St. Mary’s was the one that our staff rotated us through so they would have 24/7 coverage, since private patients could not be admitted to the “G’s”.
The best thing about going to St. Mary’s was it wasn’t that busy and they had great food plus the attending let you do a lot of surgery on their patients. Some were not up on the latest techniques and allowed the resident to sort of teach them!
Many a situation occurred at this hospital, especially since Nuns were in charge, and were scrutinizing everything.
One time a physician admitted a patient for a D&C with the diagnosis of incomplete abortion, the truth being she was really still pregnant and the nurse was looking over his shoulder when he aborted the fetus. She shouted “ what have you done? “ and he bolted out of the OR with the fetus wrapped in a towel and flushed it down the toilet. The nurse ran to get the nun who called up the plumber to check the toilet and drains so she could have a priest baptize the fetus. By the time he got the toilet removed the fetus was probably on it’s way to the Mississippi river.
Another time I was operating with a well respected old surgeon who never ever did total hysterectomies. He was fast because it was his technique to do partial hysterectomies. Since it was the current standard of care to do the longer more complex operation I asked him why he didn’t do it.

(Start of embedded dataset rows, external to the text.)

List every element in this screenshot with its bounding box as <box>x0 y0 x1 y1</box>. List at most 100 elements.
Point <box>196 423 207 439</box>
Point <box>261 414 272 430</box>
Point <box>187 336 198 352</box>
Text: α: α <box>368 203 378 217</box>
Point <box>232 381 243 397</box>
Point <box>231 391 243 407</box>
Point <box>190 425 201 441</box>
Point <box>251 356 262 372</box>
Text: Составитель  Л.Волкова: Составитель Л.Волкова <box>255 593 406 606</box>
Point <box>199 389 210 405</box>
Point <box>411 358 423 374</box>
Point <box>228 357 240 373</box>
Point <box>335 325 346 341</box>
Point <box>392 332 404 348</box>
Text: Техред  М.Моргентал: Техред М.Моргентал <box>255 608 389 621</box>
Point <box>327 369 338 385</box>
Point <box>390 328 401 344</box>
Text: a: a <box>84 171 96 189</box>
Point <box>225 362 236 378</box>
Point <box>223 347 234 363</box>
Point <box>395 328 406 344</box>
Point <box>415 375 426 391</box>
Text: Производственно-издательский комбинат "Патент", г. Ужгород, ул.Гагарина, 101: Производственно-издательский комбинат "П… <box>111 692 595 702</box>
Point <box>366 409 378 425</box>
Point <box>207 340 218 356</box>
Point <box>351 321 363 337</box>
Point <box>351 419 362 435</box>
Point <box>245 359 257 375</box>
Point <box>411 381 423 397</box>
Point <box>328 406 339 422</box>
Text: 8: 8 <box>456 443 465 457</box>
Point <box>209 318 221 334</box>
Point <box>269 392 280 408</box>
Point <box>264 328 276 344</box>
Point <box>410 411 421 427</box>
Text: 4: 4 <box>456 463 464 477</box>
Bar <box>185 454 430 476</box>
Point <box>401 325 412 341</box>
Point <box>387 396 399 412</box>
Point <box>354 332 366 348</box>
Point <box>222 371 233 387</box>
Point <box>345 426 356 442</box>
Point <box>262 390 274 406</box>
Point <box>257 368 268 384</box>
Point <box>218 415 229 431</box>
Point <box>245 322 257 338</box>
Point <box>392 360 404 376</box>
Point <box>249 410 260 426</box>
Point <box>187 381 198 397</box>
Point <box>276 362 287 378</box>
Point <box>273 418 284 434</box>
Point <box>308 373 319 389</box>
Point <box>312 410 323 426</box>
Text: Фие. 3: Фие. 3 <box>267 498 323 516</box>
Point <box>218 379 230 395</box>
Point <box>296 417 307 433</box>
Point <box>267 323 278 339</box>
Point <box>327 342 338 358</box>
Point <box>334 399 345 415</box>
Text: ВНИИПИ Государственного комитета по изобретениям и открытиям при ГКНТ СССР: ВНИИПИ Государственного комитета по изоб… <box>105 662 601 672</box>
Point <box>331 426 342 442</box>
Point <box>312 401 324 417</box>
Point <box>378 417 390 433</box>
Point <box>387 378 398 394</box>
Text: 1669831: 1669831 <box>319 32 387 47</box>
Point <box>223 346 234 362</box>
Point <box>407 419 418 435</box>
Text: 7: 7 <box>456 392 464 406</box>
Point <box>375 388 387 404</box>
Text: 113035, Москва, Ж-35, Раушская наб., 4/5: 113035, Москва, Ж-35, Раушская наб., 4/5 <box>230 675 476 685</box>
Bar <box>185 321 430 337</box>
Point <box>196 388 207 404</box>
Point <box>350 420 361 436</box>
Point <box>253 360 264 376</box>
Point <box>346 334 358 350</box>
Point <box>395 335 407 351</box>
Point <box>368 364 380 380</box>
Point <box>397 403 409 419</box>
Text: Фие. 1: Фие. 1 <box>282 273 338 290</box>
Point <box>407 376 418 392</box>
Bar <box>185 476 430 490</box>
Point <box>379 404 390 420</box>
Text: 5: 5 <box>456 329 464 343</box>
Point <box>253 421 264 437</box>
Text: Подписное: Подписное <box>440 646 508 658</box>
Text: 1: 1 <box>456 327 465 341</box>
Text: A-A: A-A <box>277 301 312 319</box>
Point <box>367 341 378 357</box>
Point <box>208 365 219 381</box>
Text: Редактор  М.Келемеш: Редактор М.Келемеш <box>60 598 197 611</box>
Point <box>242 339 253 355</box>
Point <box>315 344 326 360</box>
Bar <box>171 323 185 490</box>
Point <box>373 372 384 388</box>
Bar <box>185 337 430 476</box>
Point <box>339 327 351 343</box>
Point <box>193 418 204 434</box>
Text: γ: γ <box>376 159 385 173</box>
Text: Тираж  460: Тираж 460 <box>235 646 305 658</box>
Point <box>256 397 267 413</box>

He said, “ My operation takes less than an hour, but I’ll give you another hour to do your operation. If you can’t get it done in that time, no more suggestions from you!

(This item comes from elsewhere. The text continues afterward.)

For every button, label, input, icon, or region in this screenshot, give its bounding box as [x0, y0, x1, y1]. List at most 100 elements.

Dr Smiley would have been proud of me because I was just a 2nd year resident and I whipped the rest of that uterus out in under the hour. After that he let me do all his hysterectomies while I was on that 3 month rotation.
Another perk was that most of the attending had offices in East St. Louis which was right across the river from the hospital, but few made it to their deliveries because they all had huge general practices. So we residents delivered most of their patients and did the circumcisions though the patients never knew since most were put to sleep in those days. The good part for us beside the experience was there would be an envelope with some cash in your mail box the next day and we all needed that extra money.
One of the things I did that annoyed the nurses was that I wore my keys on a chain around my neck and at night I would make rounds and the keys would jingle and I sometimes caught the nurses goofing off or smoking on the unit, thinking I was a nun, because their rosaries made a similar sound. When I appeared they would say “ oh shit, Robbie, we thought you were sister”. One thing that won them over was I always came when they called me and that bond took me a long way with them. Many a complication was diagnosed or avoided by them giving me a heads up.
One time I was assigned to scrub with one of the long time revered surgeons Dr T and the next day I made post op rounds on all his patients as was my habit at 6 am. I had inspected their wounds and put on a fresh dressings. When he came in to round I proudly exclaimed to him what I had done and he looked at me with displeasure. He was a real bullshitter with patients and after telling them in detail how difficult or complex their surgery was he left them all smiles. Once out in the hall he said “ Robinson don’t you ever touch a patient of mine post op, they can’t see what I did inside them but they can see the beautiful bandage I put on them”
I learned a lesson and swore that I would never follow another fucking patient of his post op.
Maybe because of my relationship with the nurses and willingness to work hard several of the attending asked me to moonlight in their offices. These jobs were passed down to a select few since it had to be on the hush because it was forbidden by the Dr Monat.
The moonlight jobs were usually done as 3rd year and chief when we were off but occasionally we would do it on call while one of our fellow junior residents covered the service in house.
Remember this was long before pagers or cell phones and our connection to the hospital was the switchboard operators (ala Ernestine) who if they liked you could do wonders patching calls.
So I could be in an office in East St. Louis moonlighting and staff a case with Monat or other staff who thought I was at the “G’s” on the phone and if on a rare occasion I had to be there my resident could hold the fort until I got there. This protocol was tried and true and passed down year after year and had even been initiated on many occasions for personal use. ( i.e. wives and girl friends).
Another important perk at St. Mary’s Infirmary was the nuns served great food especially compared to the “G”s”.